Make it clear that your visit is routine
Have you ever gone in for what you thought was a routine visit, but find out that something wasn’t billed as routine? You aren’t alone.
If you are going in for a routine service then be sure to make it clear to your doctor that is the main reason for your visit. Often times we can get chatty and mention a symptom which can prompt extra services to be performed. Politely inform your doctor’s office that you only want routine services performed and billed.
Remember that if something is found during your routine visit that may prompt the provider to submit your claim as medical. If you are experiencing symptoms that you want to discuss with your doctor then feel free to do so, but remember there is a chance that something will fall on member responsibility.
Consider going to an urgent care instead of an emergency room
If you’re needing medical attention and it isn’t technically an ‘emergency’, consider going to an urgent care. Emergency rooms are undoubtedly crazy expensive, and a sprained ankle could wind up costing you thousands. The hospital will file a claim for the use of the facility, the individual doctor will file a claim for the services he/she performed, if labs were drawn the lab will file a claim, if imaging was done and sent to be read the radiologist will file a claim, shall I go on?

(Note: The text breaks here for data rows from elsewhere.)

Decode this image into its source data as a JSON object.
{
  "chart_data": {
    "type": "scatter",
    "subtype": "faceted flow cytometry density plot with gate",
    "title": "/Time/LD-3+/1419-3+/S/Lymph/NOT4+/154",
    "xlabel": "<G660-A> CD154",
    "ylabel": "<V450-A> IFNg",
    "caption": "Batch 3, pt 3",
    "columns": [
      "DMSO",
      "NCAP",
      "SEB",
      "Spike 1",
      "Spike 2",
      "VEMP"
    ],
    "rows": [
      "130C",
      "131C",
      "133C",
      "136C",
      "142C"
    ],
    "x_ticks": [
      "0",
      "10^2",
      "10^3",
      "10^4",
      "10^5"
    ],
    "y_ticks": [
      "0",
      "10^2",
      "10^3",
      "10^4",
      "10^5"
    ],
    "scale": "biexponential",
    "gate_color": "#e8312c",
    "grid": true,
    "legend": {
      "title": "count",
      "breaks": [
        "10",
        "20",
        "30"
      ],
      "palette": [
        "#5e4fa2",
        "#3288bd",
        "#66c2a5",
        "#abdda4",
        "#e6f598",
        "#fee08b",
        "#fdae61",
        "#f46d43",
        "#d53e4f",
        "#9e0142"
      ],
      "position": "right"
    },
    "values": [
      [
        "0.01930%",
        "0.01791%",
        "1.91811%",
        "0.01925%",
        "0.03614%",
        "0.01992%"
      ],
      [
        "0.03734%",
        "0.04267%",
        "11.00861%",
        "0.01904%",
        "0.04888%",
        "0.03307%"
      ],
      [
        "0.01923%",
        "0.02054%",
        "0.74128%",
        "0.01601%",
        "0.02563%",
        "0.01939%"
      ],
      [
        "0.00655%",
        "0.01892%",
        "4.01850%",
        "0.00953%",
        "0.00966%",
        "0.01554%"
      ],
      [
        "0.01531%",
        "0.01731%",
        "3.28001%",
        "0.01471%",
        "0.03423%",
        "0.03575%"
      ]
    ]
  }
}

With an urgent care, typically only one claim is filed and your health plan may only require a small copay for the services performed.
Check the allowance
The million dollar question everyone wants to know: “How much will this service cost me?”
Unfortunately, the answer is not so black and white. A good way to find out how much a service will cost you is to inquire about the allowance. If the provider is in-network, the allowance will be the amount they are able to bill you for a service. For example, if your doctor says they bill $1500 for an MRI the allowance may only be $800. If your deductible is already met for the year and you have an 80/20 plan, then insurance will pay the first 80%. The amount you are responsible for is $160.
If the provider is not able to give you the contracted allowance, request the procedure codes and see if your health plan can look it up for you.